Diagnosis. In general, the male and female genitalia of N. (R.) davidi tannuola ssp. n. share all the diagnostic characters of the wings and genitalia structure with the other known subspecies of N. (R.) davidi as well as the colouration of the female abdomen, although the females of the new subspecies are characterised by the larger distal part of the ductus bursae. The pale ventral side of the wings makes the new subspecies similar to the geographically adjacent N. (R.) davidi victoriae Churkin, 2004. The unique diagnostic character of the new subspecies clearly distinguishing it from the other subspecies of N. (R.) davidi is a peculiarity of the postdiscal pattern of the ventral side of the hindwing: white strokes of the postdiscal pattern are strongly shaded by dark brown scales, especially in the males, the postdiscal pattern tending to form a connected band (postdiscal pattern poorly shaded or brown scales absent, consisted of separate strokes in the other subspecies). The four strokes of the postdiscal band in the cells Sc+R1–M2 form Z-shaped marking in the upper part of the hindwing in most of the studied specimens, especially in males. Additionally, the new subspecies is characterised by poorly developed orange elements of the submarginal pattern of the hindwing compared to the other subspecies of N. (R.) davidi . This character somewhat recalls that of namkhaidorji, see diagnosis above and in Churkin (2004: 184).
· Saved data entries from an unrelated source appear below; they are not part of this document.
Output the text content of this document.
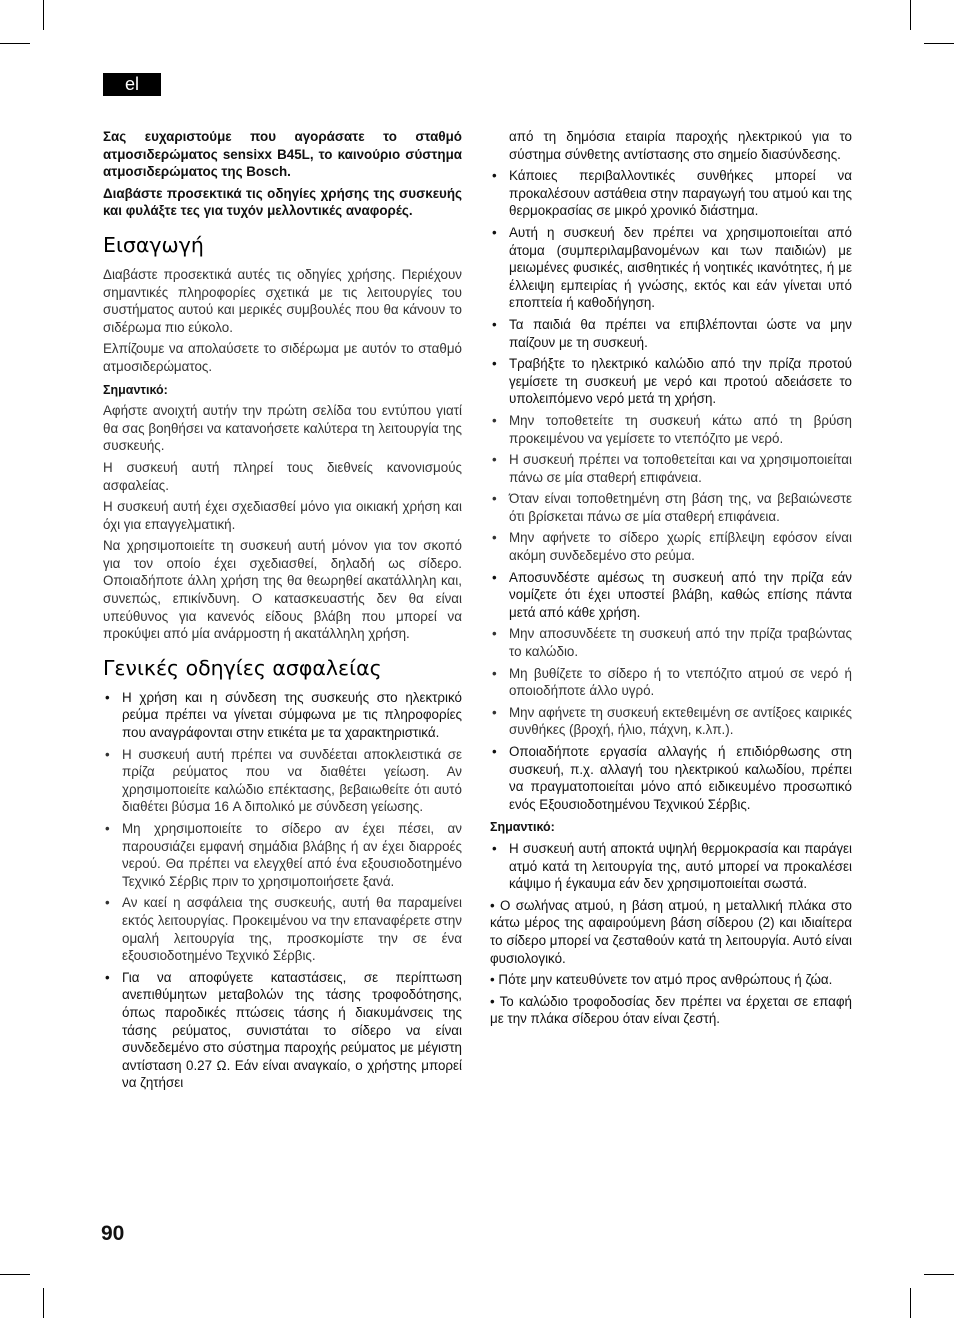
el

Σας ευχαριστούμε που αγοράσατε το σταθμό ατμοσιδερώματος sensixx B45L, το καινούριο σύστημα ατμοσιδερώματος της Bosch.

Διαβάστε προσεκτικά τις οδηγίες χρήσης της συσκευής και φυλάξτε τες για τυχόν μελλοντικές αναφορές.

Εισαγωγή

Διαβάστε προσεκτικά αυτές τις οδηγίες χρήσης. Περιέχουν σημαντικές πληροφορίες σχετικά με τις λειτουργίες του συστήματος αυτού και μερικές συμβουλές που θα κάνουν το σιδέρωμα πιο εύκολο.

Ελπίζουμε να απολαύσετε το σιδέρωμα με αυτόν το σταθμό ατμοσιδερώματος.

Σημαντικό:

Αφήστε ανοιχτή αυτήν την πρώτη σελίδα του εντύπου γιατί θα σας βοηθήσει να κατανοήσετε καλύτερα τη λειτουργία της συσκευής.

Η συσκευή αυτή πληρεί τους διεθνείς κανονισμούς ασφαλείας.

Η συσκευή αυτή έχει σχεδιασθεί μόνο για οικιακή χρήση και όχι για επαγγελματική.

Να χρησιμοποιείτε τη συσκευή αυτή μόνον για τον σκοπό για τον οποίο έχει σχεδιασθεί, δηλαδή ως σίδερο. Οποιαδήποτε άλλη χρήση της θα θεωρηθεί ακατάλληλη και, συνεπώς, επικίνδυνη. Ο κατασκευαστής δεν θα είναι υπεύθυνος για κανενός είδους βλάβη που μπορεί να προκύψει από μία ανάρμοστη ή ακατάλληλη χρήση.

Γενικές οδηγίες ασφαλείας
• Η χρήση και η σύνδεση της συσκευής στο ηλεκτρικό ρεύμα πρέπει να γίνεται σύμφωνα με τις πληροφορίες που αναγράφονται στην ετικέτα με τα χαρακτηριστικά.
• Η συσκευή αυτή πρέπει να συνδέεται αποκλειστικά σε πρίζα ρεύματος που να διαθέτει γείωση. Αν χρησιμοποιείτε καλώδιο επέκτασης, βεβαιωθείτε ότι αυτό διαθέτει βύσμα 16 A διπολικό με σύνδεση γείωσης.
• Μη χρησιμοποιείτε το σίδερο αν έχει πέσει, αν παρουσιάζει εμφανή σημάδια βλάβης ή αν έχει διαρροές νερού. Θα πρέπει να ελεγχθεί από ένα εξουσιοδοτημένο Τεχνικό Σέρβις πριν το χρησιμοποιήσετε ξανά.
• Αν καεί η ασφάλεια της συσκευής, αυτή θα παραμείνει εκτός λειτουργίας. Προκειμένου να την επαναφέρετε στην ομαλή λειτουργία της, προσκομίστε την σε ένα εξουσιοδοτημένο Τεχνικό Σέρβις.
• Για να αποφύγετε καταστάσεις, σε περίπτωση ανεπιθύμητων μεταβολών της τάσης τροφοδότησης, όπως παροδικές πτώσεις τάσης ή διακυμάνσεις της τάσης ρεύματος, συνιστάται το σίδερο να είναι συνδεδεμένο στο σύστημα παροχής ρεύματος με μέγιστη αντίσταση 0.27 Ω. Εάν είναι αναγκαίο, ο χρήστης μπορεί να ζητήσει

από τη δημόσια εταιρία παροχής ηλεκτρικού για το σύστημα σύνθετης αντίστασης στο σημείο διασύνδεσης.

• Κάποιες περιβαλλοντικές συνθήκες μπορεί να προκαλέσουν αστάθεια στην παραγωγή του ατμού και της θερμοκρασίας σε μικρό χρονικό διάστημα.
• Αυτή η συσκευή δεν πρέπει να χρησιμοποιείται από άτομα (συμπεριλαμβανομένων και των παιδιών) με μειωμένες φυσικές, αισθητικές ή νοητικές ικανότητες, ή με έλλειψη εμπειρίας ή γνώσης, εκτός και εάν γίνεται υπό εποπτεία ή καθοδήγηση.
• Τα παιδιά θα πρέπει να επιβλέπονται ώστε να μην παίζουν με τη συσκευή.
• Τραβήξτε το ηλεκτρικό καλώδιο από την πρίζα προτού γεμίσετε τη συσκευή με νερό και προτού αδειάσετε το υπολειπόμενο νερό μετά τη χρήση.
• Μην τοποθετείτε τη συσκευή κάτω από τη βρύση προκειμένου να γεμίσετε το ντεπόζιτο με νερό.
• Η συσκευή πρέπει να τοποθετείται και να χρησιμοποιείται πάνω σε μία σταθερή επιφάνεια.
• Όταν είναι τοποθετημένη στη βάση της, να βεβαιώνεστε ότι βρίσκεται πάνω σε μία σταθερή επιφάνεια.
• Μην αφήνετε το σίδερο χωρίς επίβλεψη εφόσον είναι ακόμη συνδεδεμένο στο ρεύμα.
• Αποσυνδέστε αμέσως τη συσκευή από την πρίζα εάν νομίζετε ότι έχει υποστεί βλάβη, καθώς επίσης πάντα μετά από κάθε χρήση.
• Μην αποσυνδέετε τη συσκευή από την πρίζα τραβώντας το καλώδιο.
• Μη βυθίζετε το σίδερο ή το ντεπόζιτο ατμού σε νερό ή οποιοδήποτε άλλο υγρό.
• Μην αφήνετε τη συσκευή εκτεθειμένη σε αντίξοες καιρικές συνθήκες (βροχή, ήλιο, πάχνη, κ.λπ.).
• Οποιαδήποτε εργασία αλλαγής ή επιδιόρθωσης στη συσκευή, π.χ. αλλαγή του ηλεκτρικού καλωδίου, πρέπει να πραγματοποιείται μόνο από ειδικευμένο προσωπικό ενός Εξουσιοδοτημένου Τεχνικού Σέρβις.
Σημαντικό:
• Η συσκευή αυτή αποκτά υψηλή θερμοκρασία και παράγει ατμό κατά τη λειτουργία της, αυτό μπορεί να προκαλέσει κάψιμο ή έγκαυμα εάν δεν χρησιμοποιείται σωστά.
• Ο σωλήνας ατμού, η βάση ατμού, η μεταλλική πλάκα στο κάτω μέρος της αφαιρούμενη βάση σίδερου (2) και ιδιαίτερα το σίδερο μπορεί να ζεσταθούν κατά τη λειτουργία. Αυτό είναι φυσιολογικό.
• Πότε μην κατευθύνετε τον ατμό προς ανθρώπους ή ζώα.
• Το καλώδιο τροφοδοσίας δεν πρέπει να έρχεται σε επαφή με την πλάκα σίδερου όταν είναι ζεστή.
90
Individual variation. The intensity of the dark postdiscal shading varies between specimens. The shape of the male genital capsule slightly varies between specimens, as in other subspecies of N. (R.) davidi .

Taxonomic note. Sergei Churkin (pers. comm.) kindly informed me that during the preparation of the review of the davidi species group ( Churkin 2004) he ascribed populations of N. (R.) davidi from southern Tuva to the subspecies namkhaidorji based on some common characters such as poorly developed orange pattern and relatively small size. In the description of the latter taxon, the author united the diagnostic characters of both namkhaidorji from the type locality in Mongolia and the so-called “northern race” of namkhaidorji from southern Tuva. It caused an erroneous treatment of the taxon namkhaidorji as a widely distributed subspecies of N. (R.) davidi (with the range extending from southwestern Mongolia to Tuva in Russia) by subsequent authors ( Weidenhoffer et al. 2004; 2016). It is important to note that specimens from Tuva were not included in the type series of namkhaidorji from environs of Biger in southwestern Mongolia. The “northern race” was not described as a separate subspecies due to the lack of distinct external characters compared with namkhaidorji and the absence of comparative material from western Mongolia ( Churkin 2004: 185). The black anal abdominal tuft of the female and the genitalic characters mentioned above clarified the position of this isolated population and led to consider it a subspecies of N. (R.) davidi .

Etymology. The new species is named after the type locality, Tannu-Ola Mountains (southern Tuva, Russia).

Distribution and biology. N. (R.) davidi tannuola ssp. n. inhabits the Tannu-Ola Mountains in Tuva, Russia, and probably the Khan-Khokhi Mountains in the southwestern Khangai mountain system in Mongolia ( Fig. 42 View FIGURE 42 ); further distribution needs confirmation. Populations of the new subspecies are among the westernmost known populations of N. (R.) davidi . The host plant reported in the literature for the populations of Tuva is Caragana bungei ( Churkin 2004) . According to the data of labels, the flight period is from the end of June to the end of July.